In its latest update, the central bank acknowledged that the war involving Iran has triggered a surge in global energy prices and disrupted transportation networks, contributing to higher inflation worldwide. While oil-exporting countries like Canada may benefit from increased revenues, consumers are facing higher gasoline costs.
Inflation in Canada rose to 2.4% in March and is expected to climb to around 3% in April, largely driven by rising fuel prices. However, the Bank noted that core inflation remains just above 2%, and long-term inflation expectations are still stable.

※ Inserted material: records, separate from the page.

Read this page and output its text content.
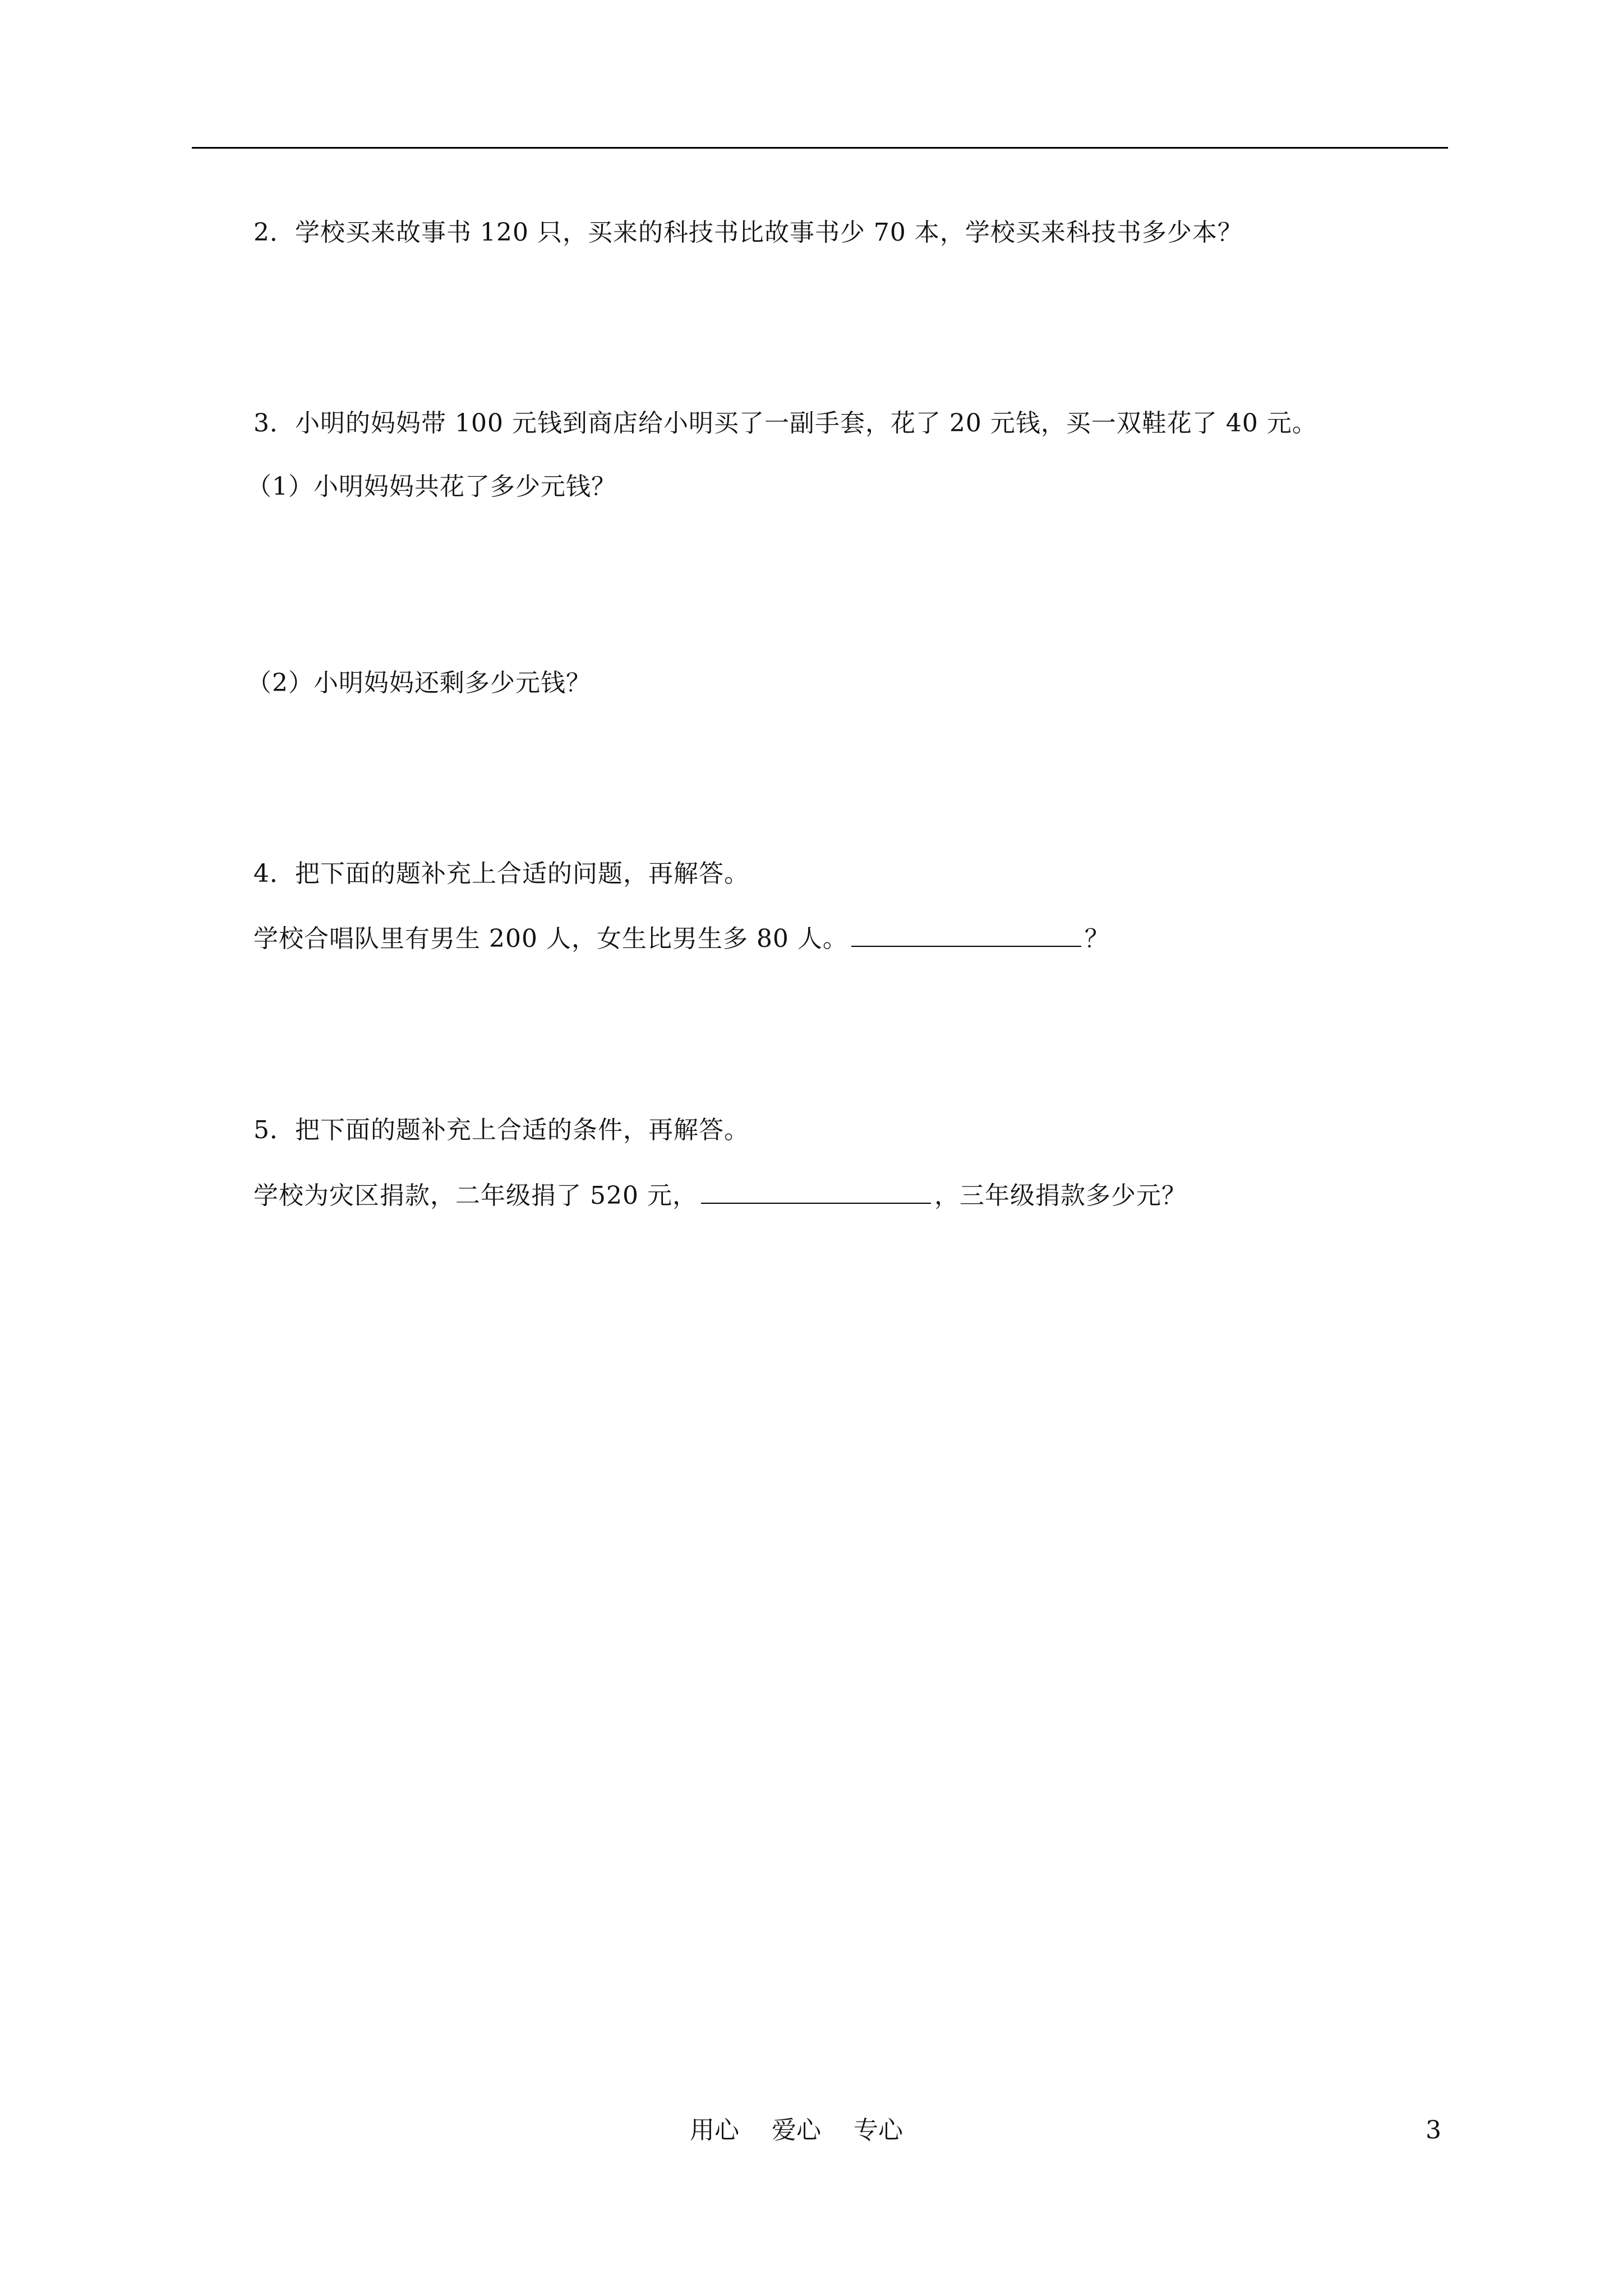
2．学校买来故事书 120 只，买来的科技书比故事书少 70 本，学校买来科技书多少本？
3．小明的妈妈带 100 元钱到商店给小明买了一副手套，花了 20 元钱，买一双鞋花了 40 元。
（1）小明妈妈共花了多少元钱？
（2）小明妈妈还剩多少元钱？
4．把下面的题补充上合适的问题，再解答。
学校合唱队里有男生 200 人，女生比男生多 80 人。	？
5．把下面的题补充上合适的条件，再解答。
学校为灾区捐款，二年级捐了 520 元，	，三年级捐款多少元？
用心　 爱心　 专心	3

Economic growth in Canada is projected to remain modest, with GDP expected to increase by 1.2% in 2026 before gradually improving in the following years. The labour market remains soft, with unemployment hovering between 6.5% and 7%, and housing activity continues to be constrained by affordability challenges and slower population growth.
Globally, the economy is forecast to grow by about 3% annually through 2028, though risks remain elevated due to geopolitical tensions and trade uncertainties. The United States is expected to maintain solid growth, while higher energy costs may weigh on economic activity in Europe.
The Bank emphasized it is closely monitoring developments and stands ready to adjust monetary policy if inflationary pressures become more persistent. Officials reiterated their commitment to maintaining price stability and supporting economic confidence during a period of global volatility.

Rupinder Mann says
Unemployment data remains on a higher side.
Growth projections seems promising if achieved.